WRs Tobias Merriweather & Kyion Grayes Eager for Year 2 at Cal

Cal’s wide receiver corps received a shot in the arm a year ago when the Bears plucked Tobias Merriweather of Notre Dame and Kyion Grayes of Ohio State out the transfer portal.
Both were 4-star high school prospects whose first stops in college hadn’t worked out, but they were expected to stretch the field with speed and explosiveness.
Then both were injured during fall camp — Merriweather sustaining a broken foot and Grayes suffering an ankle ailment. Neither was available to play in a game until Nov. 8.
They debuted against Wake Forest. Merriweather caught five passes for 52 yards and a touchdown and Grayes had two receptions for 22 yards.
But that was the best day of the season for both players. Merriweather totaled just six more catches for 63 yards over the final four games. Grayes’ ankle allowed him to play only one more game last fall.
Fair to say we never saw the best of the two newcomers.
They are back for Year 2, greeted by changes all around them, including new offensive coordinator Bryan Harsin, new receivers coach Kyle Cefalo and two new quarterbacks — Ohio State transfer Devin Brown incoming freshman Jaron-Keawe Sagapolutele.
Both are healthy and eager.
“It’s been good,” said Merriweather, a 6-foot-5, 205-pound redshirt junior, who grew up in Vancouver, Washington. “Everyone’s come in with a good attitude and really after it. In my career so far I’ve been used to changing OC, receiver coaches, quarterbacks. We’re all competing for our jobs and having fun.”
“In my opinion, I like it a lot. I’m having a lot of fun,” Grayes, a 6-foot, 180-pound redshirt sophomore from Chandler, Arizona, said of the changes. “I like coach Harsin’s offense. I like coach Cefalo’s teaching. Having Devin back there, we were playing together . . . back at OSU. All around it’s been pretty good.”
Cefalo came to Berkeley from Utah State and he is excited by more than a winter without snow.
He likes the Bears’ deep corps of receivers, also including returnees Trond Grizzell, Jonathan Brady and Mavin Anderson, transfers Dazmin James (Arkansas) and Jacob De Jesus (UNLV) and freshman Meyer Swinney, who has shown promise in early spring workouts. And that’s not to mention tight end Jack Endries, who led the Bears with 56 catches a year ago.
“I want competition,” Cefalo said. “They’ve got to push each other — they work together, they’re teammates. But they’re also competing. They want to be out there and whoever gives us the best chance to win is going to play.”
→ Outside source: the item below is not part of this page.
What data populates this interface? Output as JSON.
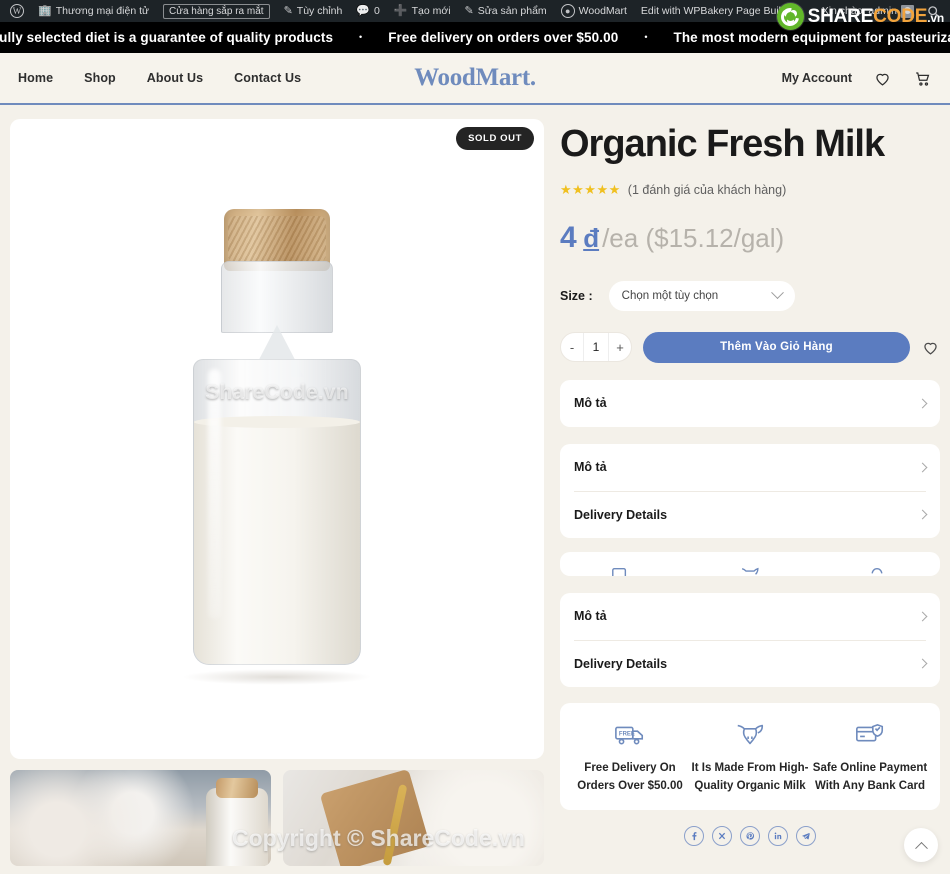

Merriweather said being injured on the eve of last season was tough, especially after working hard through spring practice and fall camp.
“I had a lot of talks with God when that first happened,” he said. “I was upstairs in the X-ray room just balling. It’s a tough thing when you put your whole life into something. It’s hard to separate the ballplayer from the guy sometimes.”
Going forward, Merriweather said he’s working hard but trying to stay loose.
“I’m not going to put any pressure on myself. I’m just going to go out there every day and play free and fast and make plays, like I have my whole life,” he said. “It’s just football. I expect to be a starter and I expect to play a lot and make a lot of plays.”
Grayes has hardly played in three seasons at two schools, thanks in part to nerve issues he dealt with at Ohio State. He said he’s still trying to get to where he’d progressed when he injured his ankle last August.
“I feel like I’m doing pretty good, getting back from injury. I’m getting my bearings, trying to get back to where I was.”
Grayes tries not to dwell on his past setbacks. “It’s frustrating but I try not to think about it too much because I know what I bring to the table. I know the people in this building know what I bring,” he said. “I just try to stay true to myself and believe in me more than anybody.”
Cefalo has hopes for both players.
On Merriweather: “There’s not a lot of things he can’t do on the field. He’s long, he can bend, he can run. To me, it’s just mindset. We’re constantly working on that aggressive, kind of violent mindset to play this game. `When the ball’s in the air, it mine — it’s nobody else’s.’ He’s been working. He’s learning a ton.”
On Grayes: “Really, really twitchy. Really sudden. He can run. Catches the ball really well. He’s strong, too. Really, really strong in the weight room — I think that translates to the field.”
Five days into spring practice, Grayes sees the pieces the Bears can assemble to create a potent offense.
“We can be really special. We have all the guys to do it from JB (Jonathan Brady) to Maven to Tobias to Trond to Jacob. The list goes on and on,” he said. “We have the running backs, the quarterbacks, we have the O-line, the tight ends.”